Kadin Usul Impor Mobil Pick Up Kopdes Dibatalkan: Kapasitas Nasional 400 Ribu
Kamar Dagang dan Industri (Kadin) Indonesia mendorong pemerintah membatalkan rencana impor 105.000 kendaraan niaga untuk Koperasi Desa/Kelurahan Merah Putih (KDKMP). Industri otomotif nasional dinilai memiliki kapasitas produksi mobil pick up mencapai lebih dari 400.000 unit per tahun dan belum dimanfaatkan secara optimal.
Wakil Ketua Umum Bidang Perindustrian Kadin Indonesia Saleh Husin mengatakan pelaku industri otomotif dalam negeri telah menyatakan kesiapan untuk memenuhi kebutuhan kendaraan operasional KDKMP. Karena itu, ia mengimbau Presiden Prabowo Subianto membatalkan rencana impor kendaraan niaga senilai Rp 24,66 triliun dari India itu.
“Perusahaan otomotif di dalam negeri menyatakan siap melayani permintaan KDKMP,” kata Saleh dalam keterangannya, dikutip Senin (23/2).
Menurut Saleh, kebutuhan kendaraan untuk program KDKMP seharusnya menjadi momentum memperkuat industri otomotif nasional, bukan justru memperbesar ketergantungan pada produk impor.
Impor kendaraan dalam bentuk utuh atau completely built up (CBU) dinilainya berisiko menekan utilisasi pabrik otomotif nasional serta melemahkan rantai pasok industri komponen dalam negeri.
Industri komponen otomotif mencakup berbagai sektor, mulai dari mesin, bodi, sasis, ban, aki, kursi, hingga perangkat elektronik. Penguatan produksi komponen lokal, kata Saleh, akan meningkatkan Tingkat Komponen Dalam Negeri (TKDN), memperluas penyerapan tenaga kerja, dan menciptakan efek pengganda bagi perekonomian nasional.
“Sebaliknya, jika pasar didominasi kendaraan impor dalam bentuk utuh, maka industri komponen nasional ikut tertekan dan agenda hilirisasi serta industrialisasi dapat melemah,” ujarnya.
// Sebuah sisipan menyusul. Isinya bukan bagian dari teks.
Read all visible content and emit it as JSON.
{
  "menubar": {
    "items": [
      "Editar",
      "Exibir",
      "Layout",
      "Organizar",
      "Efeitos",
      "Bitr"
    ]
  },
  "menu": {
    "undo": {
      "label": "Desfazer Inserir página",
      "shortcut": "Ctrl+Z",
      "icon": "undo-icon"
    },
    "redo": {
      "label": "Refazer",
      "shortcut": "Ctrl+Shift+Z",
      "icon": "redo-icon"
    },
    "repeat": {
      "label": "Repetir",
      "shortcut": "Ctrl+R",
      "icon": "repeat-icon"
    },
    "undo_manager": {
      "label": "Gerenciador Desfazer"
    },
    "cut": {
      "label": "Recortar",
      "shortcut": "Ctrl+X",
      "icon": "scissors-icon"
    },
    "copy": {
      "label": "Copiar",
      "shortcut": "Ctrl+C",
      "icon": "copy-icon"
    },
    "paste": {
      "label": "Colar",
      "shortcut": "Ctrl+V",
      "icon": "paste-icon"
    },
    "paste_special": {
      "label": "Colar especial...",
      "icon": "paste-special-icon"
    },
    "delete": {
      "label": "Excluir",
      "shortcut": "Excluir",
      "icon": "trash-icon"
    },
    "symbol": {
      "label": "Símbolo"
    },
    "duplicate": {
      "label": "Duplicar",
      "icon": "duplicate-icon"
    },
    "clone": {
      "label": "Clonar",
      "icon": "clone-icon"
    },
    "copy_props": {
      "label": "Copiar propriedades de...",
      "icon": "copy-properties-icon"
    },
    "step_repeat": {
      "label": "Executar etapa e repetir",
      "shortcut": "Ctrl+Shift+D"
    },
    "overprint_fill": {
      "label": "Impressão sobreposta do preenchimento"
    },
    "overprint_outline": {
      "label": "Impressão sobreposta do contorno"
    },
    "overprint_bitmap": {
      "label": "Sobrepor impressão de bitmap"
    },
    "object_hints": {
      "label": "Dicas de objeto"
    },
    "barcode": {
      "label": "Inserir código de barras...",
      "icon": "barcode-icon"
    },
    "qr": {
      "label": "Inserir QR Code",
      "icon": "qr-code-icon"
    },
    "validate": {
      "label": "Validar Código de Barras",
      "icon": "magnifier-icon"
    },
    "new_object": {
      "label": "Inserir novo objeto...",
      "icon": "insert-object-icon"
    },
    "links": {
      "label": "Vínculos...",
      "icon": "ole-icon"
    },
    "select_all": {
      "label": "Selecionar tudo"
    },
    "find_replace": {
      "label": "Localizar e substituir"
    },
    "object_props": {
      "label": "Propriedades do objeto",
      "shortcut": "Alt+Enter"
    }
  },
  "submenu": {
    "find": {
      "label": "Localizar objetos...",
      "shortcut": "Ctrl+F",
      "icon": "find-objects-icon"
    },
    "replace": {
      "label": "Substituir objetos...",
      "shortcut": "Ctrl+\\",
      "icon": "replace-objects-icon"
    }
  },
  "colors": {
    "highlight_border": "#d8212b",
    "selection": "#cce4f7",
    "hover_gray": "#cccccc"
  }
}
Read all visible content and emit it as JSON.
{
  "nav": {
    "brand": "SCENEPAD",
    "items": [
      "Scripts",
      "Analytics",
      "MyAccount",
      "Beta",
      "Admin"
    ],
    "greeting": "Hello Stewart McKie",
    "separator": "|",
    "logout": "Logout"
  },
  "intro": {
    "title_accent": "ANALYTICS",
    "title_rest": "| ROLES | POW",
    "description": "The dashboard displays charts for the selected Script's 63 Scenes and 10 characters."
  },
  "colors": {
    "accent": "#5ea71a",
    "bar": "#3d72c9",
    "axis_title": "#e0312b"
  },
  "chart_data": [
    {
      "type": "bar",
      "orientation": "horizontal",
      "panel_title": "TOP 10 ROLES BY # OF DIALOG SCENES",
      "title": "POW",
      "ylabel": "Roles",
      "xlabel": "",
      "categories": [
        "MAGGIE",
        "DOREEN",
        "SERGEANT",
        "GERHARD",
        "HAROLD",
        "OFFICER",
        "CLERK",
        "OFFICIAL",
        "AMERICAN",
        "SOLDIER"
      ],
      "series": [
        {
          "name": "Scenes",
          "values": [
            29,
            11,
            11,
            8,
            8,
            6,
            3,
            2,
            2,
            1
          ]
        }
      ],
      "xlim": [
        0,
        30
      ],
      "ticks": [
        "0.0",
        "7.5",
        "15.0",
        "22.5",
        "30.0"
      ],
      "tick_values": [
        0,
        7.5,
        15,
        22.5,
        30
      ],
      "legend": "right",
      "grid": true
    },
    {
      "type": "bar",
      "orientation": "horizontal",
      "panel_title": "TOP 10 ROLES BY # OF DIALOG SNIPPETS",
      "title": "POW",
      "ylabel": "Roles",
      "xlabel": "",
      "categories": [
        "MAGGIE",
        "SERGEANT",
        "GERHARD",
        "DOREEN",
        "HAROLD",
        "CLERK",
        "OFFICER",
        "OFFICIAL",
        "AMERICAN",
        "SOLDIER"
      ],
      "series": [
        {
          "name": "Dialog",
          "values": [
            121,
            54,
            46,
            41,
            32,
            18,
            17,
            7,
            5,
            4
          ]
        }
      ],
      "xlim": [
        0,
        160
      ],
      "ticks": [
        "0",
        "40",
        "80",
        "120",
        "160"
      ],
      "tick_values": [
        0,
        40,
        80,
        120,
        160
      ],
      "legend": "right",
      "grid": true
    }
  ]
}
Saat ini, sejumlah produsen otomotif seperti Suzuki, Isuzu, Mitsubishi, Wuling, DFSK, Toyota, dan Daihatsu telah memproduksi kendaraan niaga ringan di dalam negeri dengan TKDN rata-rata di atas 40%. Selain kapasitas produksi yang besar, industri nasional juga didukung jaringan layanan purna jual yang luas.
Saleh mengatakan mayoritas kendaraan yang diproduksi di dalam negeri merupakan tipe penggerak 4x2. Namun, industri nasional juga memiliki kemampuan memproduksi kendaraan 4x4 yang dibutuhkan program KDKMP, meski memerlukan waktu persiapan produksi.
Di sisi lain, pemerintah melalui PT Agrinas Pangan Nusantara tengah merealisasikan impor 105.000 kendaraan niaga dari India untuk mendukung operasional KDKMP. Impor tersebut terdiri dari 35.000 unit pikap 4x4 produksi Mahindra & Mahindra Ltd., 35.000 unit pikap 4x4 dari Tata Motors, serta 35.000 unit truk roda enam dari produsen yang sama. Pengiriman dilakukan secara bertahap sepanjang 2026, dengan 200 unit pertama telah tiba di Indonesia.
Program KDKMP sendiri merupakan inisiatif nasional yang bertujuan memperkuat ekonomi desa berbasis koperasi, sebagaimana diatur dalam Instruksi Presiden Nomor 17 Tahun 2025 tentang percepatan pembentukan dan pengembangan Kopdes Merah Putih.
Meski secara regulasi impor kendaraan bermotor diperbolehkan dan tidak termasuk dalam kategori barang larangan dan pembatasan, Kadin menilai kebijakan tersebut perlu diselaraskan dengan agenda industrialisasi nasional. Pemerintah selama ini mendorong penguatan industri dalam negeri melalui peningkatan TKDN, pengembangan ekosistem manufaktur, serta peta jalan Making Indonesia 4.0.
Saleh menekankan pentingnya sinkronisasi kebijakan antara Kementerian Perdagangan dan Kementerian Perindustrian agar pembangunan ekonomi desa tidak justru melemahkan sektor industri nasional.
“Pemerintah memiliki ruang untuk mengatur skema yang mendukung produksi lokal, termasuk melalui prioritas kendaraan dengan TKDN tinggi atau skema perakitan dalam negeri,” kata Saleh.